Deputy District Attorney Gary McKenzie shared a case that started the communication between law enforcement and DCS, sharing the tragic story of Hope Manning, a five-year-old girl who died from injuries she received at the hands of her mother's live-in boyfriend in 2002.

"After that case, we asked ourselves how that could have been prevented," he said said. "It haunts many of us to this day."

The sheriff's department and DCS began meeting weekly to communicate more about cases and work together.

Several years ago, the state held conferences and urged adoption of protocols and procedures that helped keep stakeholders in the loop on cases of child abuse and neglect. Cumberland County was the first and only county to adopt those protocols.

"Cumberland County was already ahead of the game," said William Benson, assistant director of the Tennessee Bureau of Investigation's drug investigation division.

"Often, in law enforcement, we think our job is to catch the bad guy, but the first word [in the motto Protect and Serve] is protect. We need to protect the good guy, and so many times, that's children."

That includes keeping a sharp eye when on the scene of an arrest. In Colorado, studies found 70 percent of children identified as drug endangered were not on the scene of an arrest. But Benson said investigators could keep a look out for toys, high chairs, bottles or evidence of children in a home.

In Cumberland County, if that evidence were found, a DEAR Team officer would be dispatched to investigate from that aspect and work to ensure the children were connected to the Department of Children's Services and other community resources, as needed.

Cumberland County will also become a testing ground for communications software that would help inform DCS of felony drug arrests. Cumberland County was one of five counties in the nation selected to receive the DECSYS software.

"We'll start it here and see how it works and try to expand it across the judicial district and the state," Benson said.

Cumberland County is also sharing its DEAR Team training with other counties in the state, hosting a training this past week that not only included participants from Cumberland County, but from eight other counties, as well.

"This needs specific training has been spearheaded by Sheriff Burgess," Benson explained.

Training included interrogation and interviewing, crime scene photography, effects of drug exposure in the womb and more.

Benson said the first time he met the DCS caseworker in Cumberland County, he thought he was an employee of the Sheriff's Department.

"They were working so closely together," Benson said. "That's what is needed. All stakeholders want to work together. And this program brings the whole stakeholder community together."

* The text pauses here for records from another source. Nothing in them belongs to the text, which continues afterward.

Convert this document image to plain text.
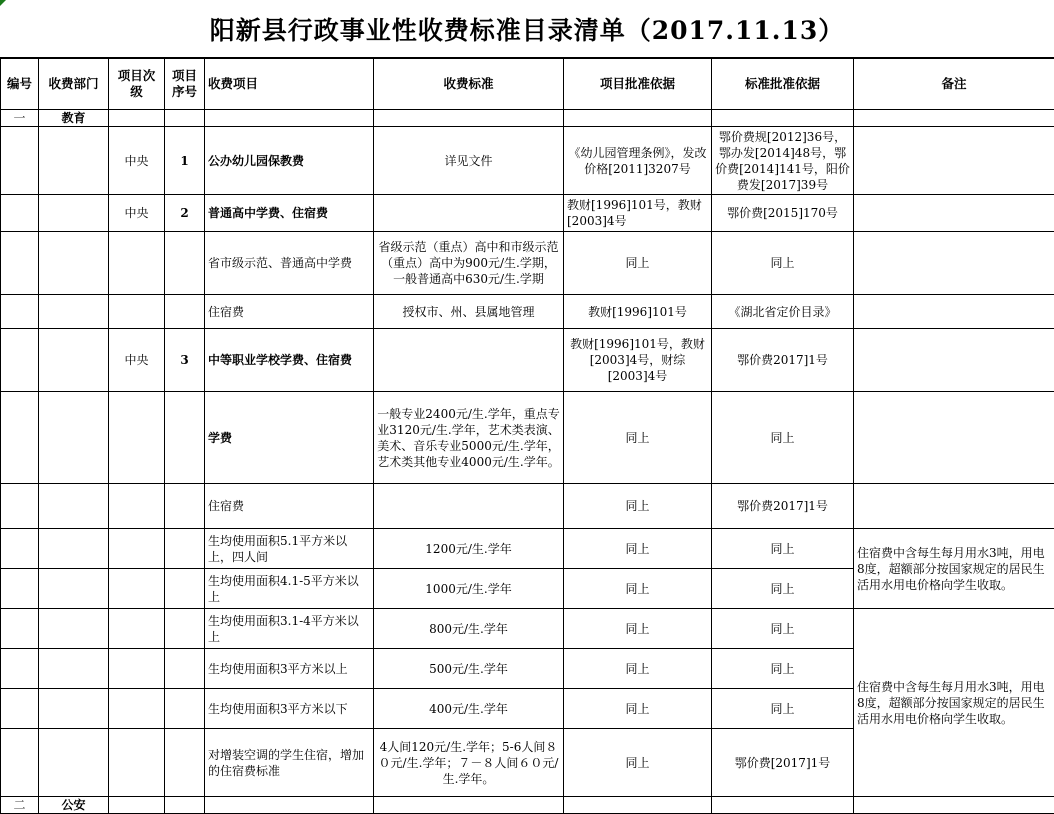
阳新县行政事业性收费标准目录清单（2017.11.13）
编号	收费部门	项目次级	项目序号	收费项目	收费标准	项目批准依据	标准批准依据	备注
一	教育							
		中央	1	公办幼儿园保教费	详见文件	《幼儿园管理条例》，发改价格[2011]3207号	鄂价费规[2012]36号，鄂办发[2014]48号，鄂价费[2014]141号，阳价费发[2017]39号	
		中央	2	普通高中学费、住宿费		教财[1996]101号，教财[2003]4号	鄂价费[2015]170号	
				省市级示范、普通高中学费	省级示范（重点）高中和市级示范（重点）高中为900元/生.学期，一般普通高中630元/生.学期	同上	同上	
				住宿费	授权市、州、县属地管理	教财[1996]101号	《湖北省定价目录》	
		中央	3	中等职业学校学费、住宿费		教财[1996]101号，教财[2003]4号，财综[2003]4号	鄂价费2017]1号	
				学费	一般专业2400元/生.学年，重点专业3120元/生.学年，艺术类表演、美术、音乐专业5000元/生.学年，艺术类其他专业4000元/生.学年。	同上	同上	
				住宿费		同上	鄂价费2017]1号	
				生均使用面积5.1平方米以上，四人间	1200元/生.学年	同上	同上	住宿费中含每生每月用水3吨，用电8度，超额部分按国家规定的居民生活用水用电价格向学生收取。
				生均使用面积4.1-5平方米以上	1000元/生.学年	同上	同上	
				生均使用面积3.1-4平方米以上	800元/生.学年	同上	同上	住宿费中含每生每月用水3吨，用电8度，超额部分按国家规定的居民生活用水用电价格向学生收取。
				生均使用面积3平方米以上	500元/生.学年	同上	同上	
				生均使用面积3平方米以下	400元/生.学年	同上	同上	
				对增装空调的学生住宿，增加的住宿费标准	4人间120元/生.学年；5-6人间８０元/生.学年；７－８人间６０元/生.学年。	同上	鄂价费[2017]1号	
二	公安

Chad Norris, special investigator with the Cumberland County Sheriff's Department, said Sunday, "Many times, in law enforcement, we think our job is just to lock people up. This goes further and provides help to families that may be struggling."

That help can take a variety of forms, including connecting parents to agencies that can provide counseling help, assistance with job search or upgrading job skills or help with basic needs. Parent education, home visitation and parent support groups often provide the support parents need to learn to parent effectively and safely.

Also during the Blue Ribbon Ceremony, the community paid tribute to Joyce Ferry, of Lake Tansi, who passed away Oct. 22.

Ferry had been involved in community work through the Lake Tansi Exchange Club, serving as president twice, and was a state director of the National Exchange Club. The Exchange Club, through its support of the Holland J. Stephens Center for the Prevention of Child Abuse and the national organization, works to prevent child abuse in communities through parent education, home visitation and community education programs.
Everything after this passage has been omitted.